Bram Stoker
Abraham "Bram" Stoker (8 November 1847 20 April 1912) was an Irish writer of novels and short stories, who is best known today for his 1897 horror novel Dracula. During his lifetime, he was better known for being the personal assistant of the actor Henry Irving and the business manager of the Lyceum Theatre in London.
Early life, career, Lyceum Theatre and later career
He was born in 1847 at 15 Marino Crescent, Ireland. Stoker was the third of seven children. Stoker was bed-ridden until he started school at the age of seven, when he made a complete recovery. After his recovery, he became a normal young man, even excelling (he was named University Athlete) at Trinity College, Dublin . He was auditor of the College Historical Society and president of the University Philosophical Society. While the civil servant in Dublin, Stoker wrote a non-fiction book (The Duties of Clerks of Petty Sessions in Ireland) and became the theatre critic for the newspaper Dublin Evening Mail. In December 1876, he gave a favourable review of the actor Henry Irving's performance as Hamlet at the Theatre Royal in Dublin. In 1878 Stoker married Florence Balcombe, a celebrated beauty whose former suitor was Oscar Wilde. The couple moved to London, where Stoker became acting-manager and then business manager of Irving's Lyceum Theatre. Bram and Florence's had only child, a son - Irving Noel Thornley Stoker. Stokers best novel was Dracula.

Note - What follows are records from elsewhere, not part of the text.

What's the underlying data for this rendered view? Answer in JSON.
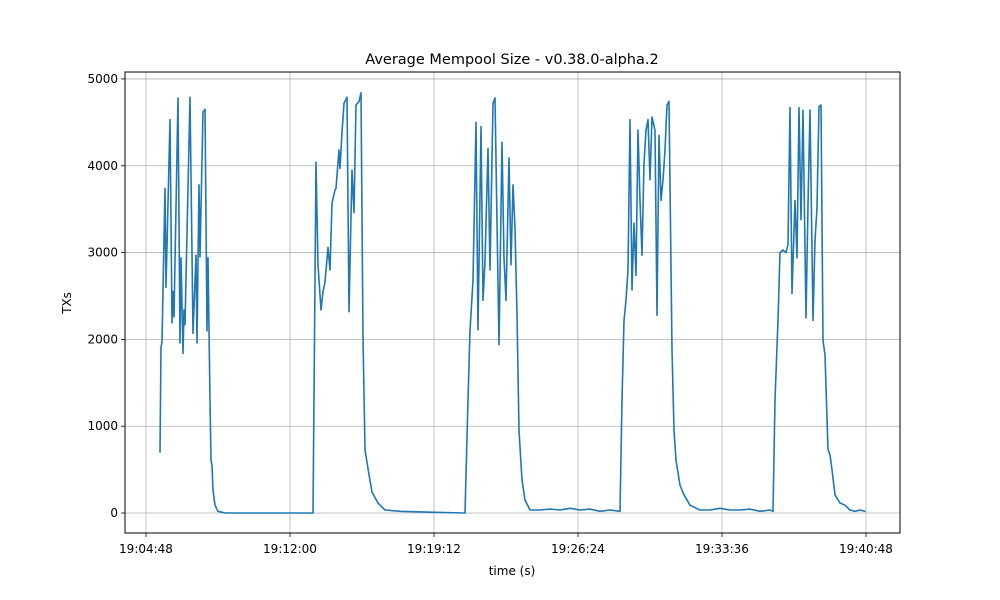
{
  "chart_data": {
    "type": "line",
    "title": "Average Mempool Size  -  v0.38.0-alpha.2",
    "xlabel": "time (s)",
    "ylabel": "TXs",
    "xlim": [
      "19:03:45",
      "19:42:30"
    ],
    "ylim": [
      -230,
      5080
    ],
    "x_ticks": [
      "19:04:48",
      "19:12:00",
      "19:19:12",
      "19:26:24",
      "19:33:36",
      "19:40:48"
    ],
    "y_ticks": [
      0,
      1000,
      2000,
      3000,
      4000,
      5000
    ],
    "grid": true,
    "line_color": "#1f77b4",
    "series": [
      {
        "x": [
          "19:05:30",
          "19:05:33",
          "19:05:36",
          "19:05:45",
          "19:05:48",
          "19:06:00",
          "19:06:06",
          "19:06:09",
          "19:06:12",
          "19:06:24",
          "19:06:30",
          "19:06:33",
          "19:06:39",
          "19:06:42",
          "19:06:45",
          "19:07:00",
          "19:07:06",
          "19:07:09",
          "19:07:18",
          "19:07:21",
          "19:07:27",
          "19:07:30",
          "19:07:39",
          "19:07:45",
          "19:07:51",
          "19:07:54",
          "19:08:00",
          "19:08:03",
          "19:08:06",
          "19:08:09",
          "19:08:15",
          "19:08:24",
          "19:08:45",
          "19:13:09",
          "19:13:18",
          "19:13:24",
          "19:13:33",
          "19:13:39",
          "19:13:45",
          "19:13:54",
          "19:14:00",
          "19:14:06",
          "19:14:15",
          "19:14:18",
          "19:14:27",
          "19:14:30",
          "19:14:36",
          "19:14:42",
          "19:14:51",
          "19:14:57",
          "19:15:06",
          "19:15:12",
          "19:15:18",
          "19:15:27",
          "19:15:33",
          "19:15:39",
          "19:15:45",
          "19:15:57",
          "19:16:06",
          "19:16:24",
          "19:16:45",
          "19:17:30",
          "19:19:00",
          "19:20:45",
          "19:20:54",
          "19:21:00",
          "19:21:09",
          "19:21:18",
          "19:21:24",
          "19:21:33",
          "19:21:39",
          "19:21:45",
          "19:21:54",
          "19:22:00",
          "19:22:09",
          "19:22:15",
          "19:22:27",
          "19:22:36",
          "19:22:42",
          "19:22:48",
          "19:22:57",
          "19:23:03",
          "19:23:09",
          "19:23:15",
          "19:23:21",
          "19:23:27",
          "19:23:36",
          "19:23:45",
          "19:24:00",
          "19:24:30",
          "19:25:00",
          "19:25:30",
          "19:26:00",
          "19:26:30",
          "19:27:00",
          "19:27:30",
          "19:28:00",
          "19:28:30",
          "19:28:36",
          "19:28:42",
          "19:28:48",
          "19:28:54",
          "19:29:00",
          "19:29:06",
          "19:29:12",
          "19:29:18",
          "19:29:24",
          "19:29:30",
          "19:29:36",
          "19:29:42",
          "19:29:48",
          "19:29:54",
          "19:30:00",
          "19:30:06",
          "19:30:15",
          "19:30:21",
          "19:30:27",
          "19:30:33",
          "19:30:39",
          "19:30:45",
          "19:30:51",
          "19:30:57",
          "19:31:06",
          "19:31:12",
          "19:31:18",
          "19:31:30",
          "19:31:42",
          "19:32:00",
          "19:32:30",
          "19:33:00",
          "19:33:30",
          "19:34:00",
          "19:34:30",
          "19:35:00",
          "19:35:30",
          "19:36:00",
          "19:36:09",
          "19:36:15",
          "19:36:24",
          "19:36:30",
          "19:36:39",
          "19:36:48",
          "19:36:54",
          "19:37:00",
          "19:37:06",
          "19:37:15",
          "19:37:21",
          "19:37:27",
          "19:37:33",
          "19:37:39",
          "19:37:48",
          "19:37:54",
          "19:38:00",
          "19:38:09",
          "19:38:15",
          "19:38:21",
          "19:38:27",
          "19:38:33",
          "19:38:39",
          "19:38:45",
          "19:38:54",
          "19:39:00",
          "19:39:06",
          "19:39:15",
          "19:39:30",
          "19:39:45",
          "19:40:00",
          "19:40:15",
          "19:40:30",
          "19:40:45"
        ],
        "y": [
          700,
          1910,
          1970,
          3740,
          2600,
          4530,
          2190,
          2550,
          2260,
          4780,
          1960,
          2940,
          1840,
          2340,
          2170,
          4790,
          2990,
          2070,
          2970,
          1960,
          3780,
          2950,
          4620,
          4650,
          2100,
          2940,
          1300,
          610,
          550,
          265,
          90,
          20,
          0,
          0,
          4040,
          2860,
          2340,
          2550,
          2660,
          3060,
          2800,
          3570,
          3720,
          3740,
          4180,
          3970,
          4380,
          4720,
          4790,
          2320,
          3950,
          3460,
          4700,
          4740,
          4840,
          2020,
          730,
          440,
          240,
          115,
          35,
          20,
          10,
          0,
          1300,
          2100,
          2680,
          4500,
          2110,
          4450,
          2450,
          2900,
          4200,
          2800,
          4720,
          4780,
          1940,
          4270,
          2940,
          2450,
          4090,
          2860,
          3780,
          3280,
          2280,
          950,
          380,
          150,
          35,
          35,
          45,
          35,
          55,
          35,
          45,
          20,
          35,
          20,
          1300,
          2220,
          2450,
          2800,
          4530,
          2570,
          3340,
          2740,
          4410,
          3600,
          2970,
          4030,
          4410,
          4530,
          3840,
          4560,
          4410,
          2280,
          4350,
          3600,
          3840,
          4180,
          4700,
          4740,
          1880,
          950,
          610,
          320,
          210,
          90,
          35,
          35,
          55,
          35,
          35,
          45,
          20,
          35,
          20,
          1300,
          2220,
          3000,
          3030,
          3000,
          3090,
          4670,
          2530,
          3600,
          2940,
          4670,
          3380,
          4640,
          2250,
          3550,
          4640,
          2220,
          3140,
          3520,
          4680,
          4700,
          1990,
          1820,
          730,
          670,
          500,
          210,
          115,
          90,
          35,
          20,
          35,
          20
        ]
      }
    ]
  }
}
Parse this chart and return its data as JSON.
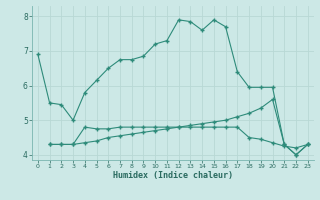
{
  "line1_x": [
    0,
    1,
    2,
    3,
    4,
    5,
    6,
    7,
    8,
    9,
    10,
    11,
    12,
    13,
    14,
    15,
    16,
    17,
    18,
    19,
    20,
    21,
    22,
    23
  ],
  "line1_y": [
    6.9,
    5.5,
    5.45,
    5.0,
    5.8,
    6.15,
    6.5,
    6.75,
    6.75,
    6.85,
    7.2,
    7.3,
    7.9,
    7.85,
    7.6,
    7.9,
    7.7,
    6.4,
    5.95,
    5.95,
    5.95,
    4.3,
    4.0,
    4.3
  ],
  "line2_x": [
    1,
    2,
    3,
    4,
    5,
    6,
    7,
    8,
    9,
    10,
    11,
    12,
    13,
    14,
    15,
    16,
    17,
    18,
    19,
    20,
    21,
    22,
    23
  ],
  "line2_y": [
    4.3,
    4.3,
    4.3,
    4.35,
    4.4,
    4.5,
    4.55,
    4.6,
    4.65,
    4.7,
    4.75,
    4.8,
    4.85,
    4.9,
    4.95,
    5.0,
    5.1,
    5.2,
    5.35,
    5.6,
    4.3,
    4.0,
    4.3
  ],
  "line3_x": [
    1,
    2,
    3,
    4,
    5,
    6,
    7,
    8,
    9,
    10,
    11,
    12,
    13,
    14,
    15,
    16,
    17,
    18,
    19,
    20,
    21,
    22,
    23
  ],
  "line3_y": [
    4.3,
    4.3,
    4.3,
    4.8,
    4.75,
    4.75,
    4.8,
    4.8,
    4.8,
    4.8,
    4.8,
    4.8,
    4.8,
    4.8,
    4.8,
    4.8,
    4.8,
    4.5,
    4.45,
    4.35,
    4.25,
    4.2,
    4.3
  ],
  "line_color": "#2e8b7a",
  "bg_color": "#cce8e6",
  "grid_major_color": "#b8d8d5",
  "grid_minor_color": "#d4eceb",
  "xlabel": "Humidex (Indice chaleur)",
  "xlim": [
    -0.5,
    23.5
  ],
  "ylim": [
    3.85,
    8.3
  ],
  "yticks": [
    4,
    5,
    6,
    7,
    8
  ],
  "xticks": [
    0,
    1,
    2,
    3,
    4,
    5,
    6,
    7,
    8,
    9,
    10,
    11,
    12,
    13,
    14,
    15,
    16,
    17,
    18,
    19,
    20,
    21,
    22,
    23
  ]
}
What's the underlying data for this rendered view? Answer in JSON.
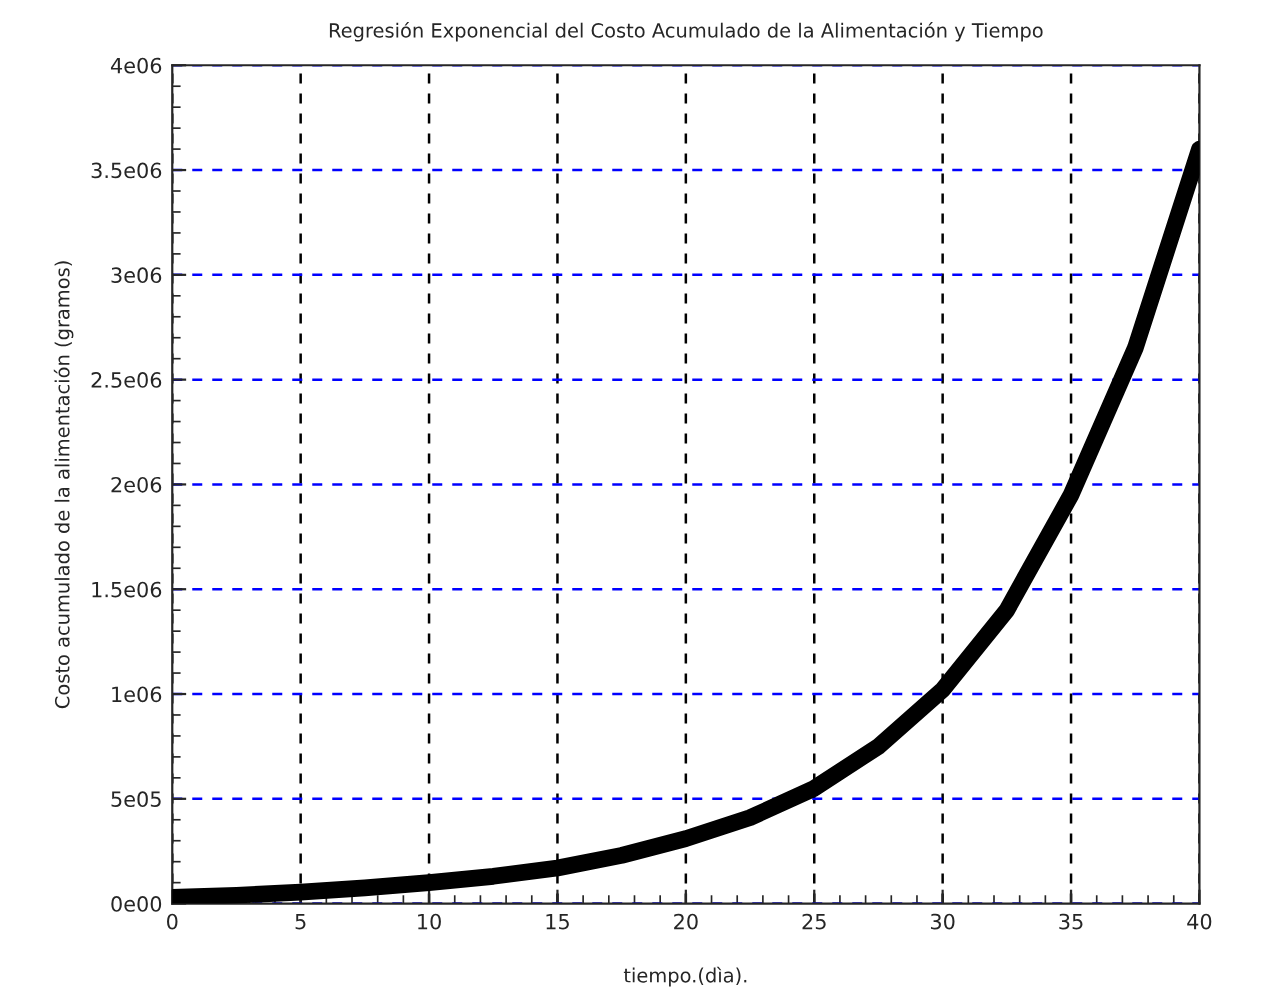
{
  "chart_data": {
    "type": "line",
    "title": "Regresión Exponencial del Costo Acumulado de la Alimentación y Tiempo",
    "xlabel": "tiempo.(dìa).",
    "ylabel": "Costo acumulado de la alimentación (gramos)",
    "x": [
      0,
      2.5,
      5,
      7.5,
      10,
      12.5,
      15,
      17.5,
      20,
      22.5,
      25,
      27.5,
      30,
      32.5,
      35,
      37.5,
      40
    ],
    "series": [
      {
        "color": "#000000",
        "values": [
          30000,
          40000,
          55000,
          75000,
          100000,
          130000,
          170000,
          230000,
          310000,
          410000,
          550000,
          750000,
          1020000,
          1400000,
          1950000,
          2650000,
          3600000
        ]
      }
    ],
    "xlim": [
      0,
      40
    ],
    "xticks": [
      0,
      5,
      10,
      15,
      20,
      25,
      30,
      35,
      40
    ],
    "ylim": [
      0,
      4000000
    ],
    "yticks": [
      {
        "value": 0,
        "label": "0e00"
      },
      {
        "value": 500000,
        "label": "5e05"
      },
      {
        "value": 1000000,
        "label": "1e06"
      },
      {
        "value": 1500000,
        "label": "1.5e06"
      },
      {
        "value": 2000000,
        "label": "2e06"
      },
      {
        "value": 2500000,
        "label": "2.5e06"
      },
      {
        "value": 3000000,
        "label": "3e06"
      },
      {
        "value": 3500000,
        "label": "3.5e06"
      },
      {
        "value": 4000000,
        "label": "4e06"
      }
    ],
    "grid": true,
    "marker": "none",
    "line_style": "solid",
    "legend": false
  }
}
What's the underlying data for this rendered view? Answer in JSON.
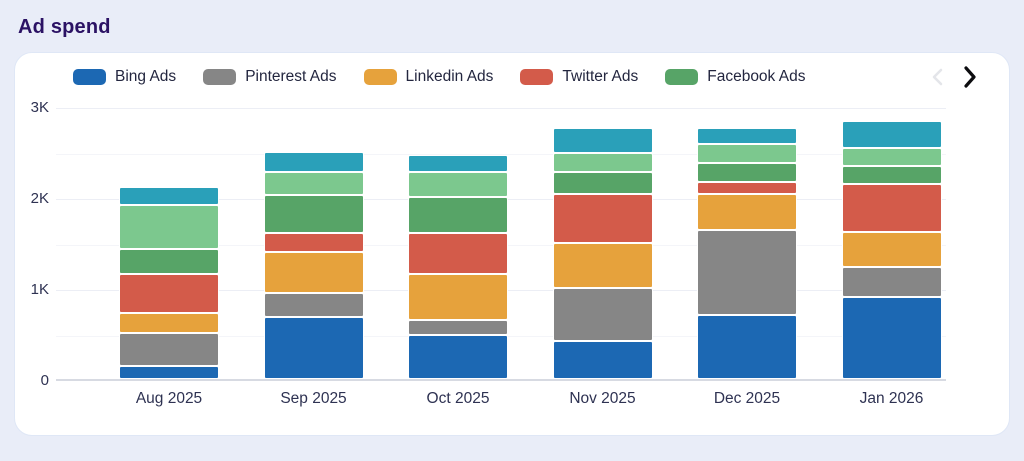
{
  "page": {
    "title": "Ad spend"
  },
  "legend": {
    "items": [
      {
        "label": "Bing Ads",
        "color": "#1c68b3"
      },
      {
        "label": "Pinterest Ads",
        "color": "#868686"
      },
      {
        "label": "Linkedin Ads",
        "color": "#e6a23c"
      },
      {
        "label": "Twitter Ads",
        "color": "#d35b4a"
      },
      {
        "label": "Facebook Ads",
        "color": "#57a467"
      }
    ]
  },
  "chart_data": {
    "type": "bar",
    "stacked": true,
    "title": "Ad spend",
    "categories": [
      "Aug 2025",
      "Sep 2025",
      "Oct 2025",
      "Nov 2025",
      "Dec 2025",
      "Jan 2026"
    ],
    "series": [
      {
        "name": "Bing Ads",
        "color": "#1c68b3",
        "values": [
          140,
          680,
          485,
          420,
          705,
          900
        ]
      },
      {
        "name": "Pinterest Ads",
        "color": "#868686",
        "values": [
          370,
          260,
          165,
          580,
          935,
          330
        ]
      },
      {
        "name": "Linkedin Ads",
        "color": "#e6a23c",
        "values": [
          210,
          455,
          505,
          495,
          390,
          385
        ]
      },
      {
        "name": "Twitter Ads",
        "color": "#d35b4a",
        "values": [
          430,
          210,
          450,
          535,
          135,
          525
        ]
      },
      {
        "name": "Facebook Ads",
        "color": "#57a467",
        "values": [
          280,
          420,
          400,
          250,
          210,
          200
        ]
      },
      {
        "name": "",
        "color": "#7cc88e",
        "values": [
          480,
          250,
          265,
          205,
          210,
          195
        ]
      },
      {
        "name": "",
        "color": "#2aa0b9",
        "values": [
          200,
          225,
          190,
          275,
          175,
          305
        ]
      }
    ],
    "xlabel": "",
    "ylabel": "",
    "ylim": [
      0,
      3000
    ],
    "yticks": [
      {
        "value": 0,
        "label": "0"
      },
      {
        "value": 1000,
        "label": "1K"
      },
      {
        "value": 2000,
        "label": "2K"
      },
      {
        "value": 3000,
        "label": "3K"
      }
    ],
    "gridlines_every": 500,
    "legend_position": "top"
  }
}
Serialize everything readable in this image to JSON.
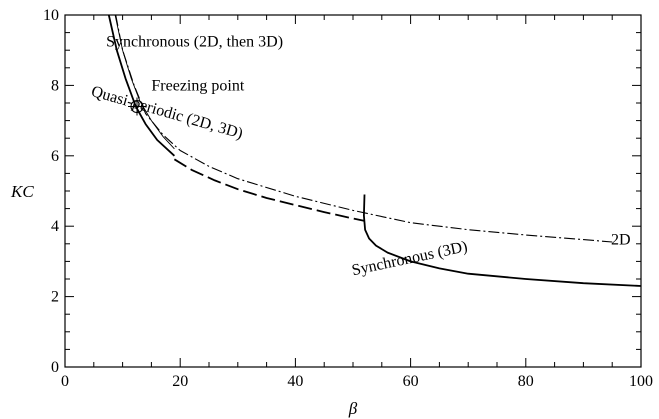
{
  "chart_data": {
    "type": "line",
    "xlabel": "β",
    "ylabel": "KC",
    "xlim": [
      0,
      100
    ],
    "ylim": [
      0,
      10
    ],
    "x_ticks": [
      "0",
      "20",
      "40",
      "60",
      "80",
      "100"
    ],
    "y_ticks": [
      "0",
      "2",
      "4",
      "6",
      "8",
      "10"
    ],
    "grid": false,
    "series": [
      {
        "style": "solid-thick",
        "x": [
          7.6,
          9,
          10.5,
          12.3,
          14,
          16,
          19
        ],
        "y": [
          10.0,
          9.0,
          8.2,
          7.4,
          6.9,
          6.45,
          6.0
        ]
      },
      {
        "style": "solid-thin",
        "x": [
          8.7,
          10,
          11.5,
          13,
          15,
          17,
          19
        ],
        "y": [
          10.0,
          9.0,
          8.2,
          7.55,
          7.0,
          6.55,
          6.2
        ]
      },
      {
        "style": "dashed",
        "x": [
          19,
          22,
          26,
          30,
          35,
          40,
          45,
          50,
          52
        ],
        "y": [
          5.9,
          5.6,
          5.3,
          5.05,
          4.8,
          4.6,
          4.4,
          4.22,
          4.15
        ]
      },
      {
        "style": "dash-dot",
        "x": [
          8.8,
          10,
          12,
          14,
          17,
          20,
          25,
          30,
          40,
          50,
          60,
          70,
          80,
          90,
          95
        ],
        "y": [
          10.0,
          9.0,
          8.0,
          7.2,
          6.6,
          6.15,
          5.7,
          5.35,
          4.85,
          4.45,
          4.1,
          3.9,
          3.75,
          3.62,
          3.55
        ]
      },
      {
        "style": "solid-thick",
        "x": [
          52,
          51.9,
          52.1,
          52.8,
          54,
          56,
          60,
          65,
          70,
          80,
          90,
          100
        ],
        "y": [
          4.9,
          4.3,
          3.9,
          3.65,
          3.45,
          3.25,
          3.0,
          2.8,
          2.65,
          2.5,
          2.38,
          2.3
        ]
      }
    ],
    "freezing_point": {
      "x": 12.5,
      "y": 7.4
    },
    "annotations": [
      {
        "text": "Synchronous (2D, then 3D)",
        "x": 22.5,
        "y": 9.1,
        "rotate": 0
      },
      {
        "text": "Freezing point",
        "x": 15,
        "y": 7.85,
        "rotate": 0
      },
      {
        "text": "Quasi-periodic (2D, 3D)",
        "x": 17.5,
        "y": 7.1,
        "rotate": 16
      },
      {
        "text": "2D",
        "x": 96.5,
        "y": 3.48,
        "rotate": 0
      },
      {
        "text": "Synchronous (3D)",
        "x": 60,
        "y": 2.95,
        "rotate": -12
      }
    ]
  }
}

Before writing Dracula, Stoker spent eight years researching European folklore and stories of vampires. Dracula is an epistolary novel, written as collection of diary entries, telegrams, and letters from the characters, as well as fictional clippings from the Whitby and London newspapers. Stoker's inspirations for the story were a visit to Slains Castle in Aberdeenshire, and a visit to the crypts under the church St. John the Baptist where Stoker was baptised.
Posthumous
The short story collection Dracula's Guest and Other Weird Stories was published in 1914 by Stoker's widow Florence Stoker. The first film adaptation of Dracula was named Nosferatu. It was directed by Friedrich Wilhelm Murnau and starred Max Schreck as Count Orlock. Nosferatu was produced while Florence Stoker, Bram Stoker's widow and literary executrix, was still alive. Represented by the attorneys of the British Incorporated Society of Authors, she eventually sued the filmmakers. Her chief legal complaint was that she had been neither asked for permission for the adaptation nor paid any royalty. The case dragged on for some years, with Mrs. Stoker demanding the destruction of the negative and all prints of the film. The suit was finally resolved in the widow's favour in July 1925. Some copies of the film survived, however and the film has become well known.
Novels ; The Primrose Path ;The Snake's Pass ; The Watter's Mou'; Dracula ; Miss Betty The Mystery of the
Sea ; The Jewel of Seven Stars ; The Man ; Lady Athlyne ; The Lady of the Shroud ; The Lair of the White Worm.
Short story collections; Under the Sunset; Dracula's Guest and Other Weird Stories Uncollected stories; "Bridal of Dead" ; "Buried Treasures" ;"The Chain of Destiny" ;"The Crystal
Cup"; "The Dualitists; or, The Death Doom of the Double Born"; "Lord Castleton Explains"; "In the Valley of the Shadow";"The Man from Shorrox" ;"Midnight Tales"; "The Red Stockade" ;"The Seer".
Non-fiction; The Duties of Clerks of Petty Sessions in Ireland ; A Glimpse of America; Personal Reminiscences
of Henry Irving; Famous Impostors; Bram Stoker's Notes for Dracula.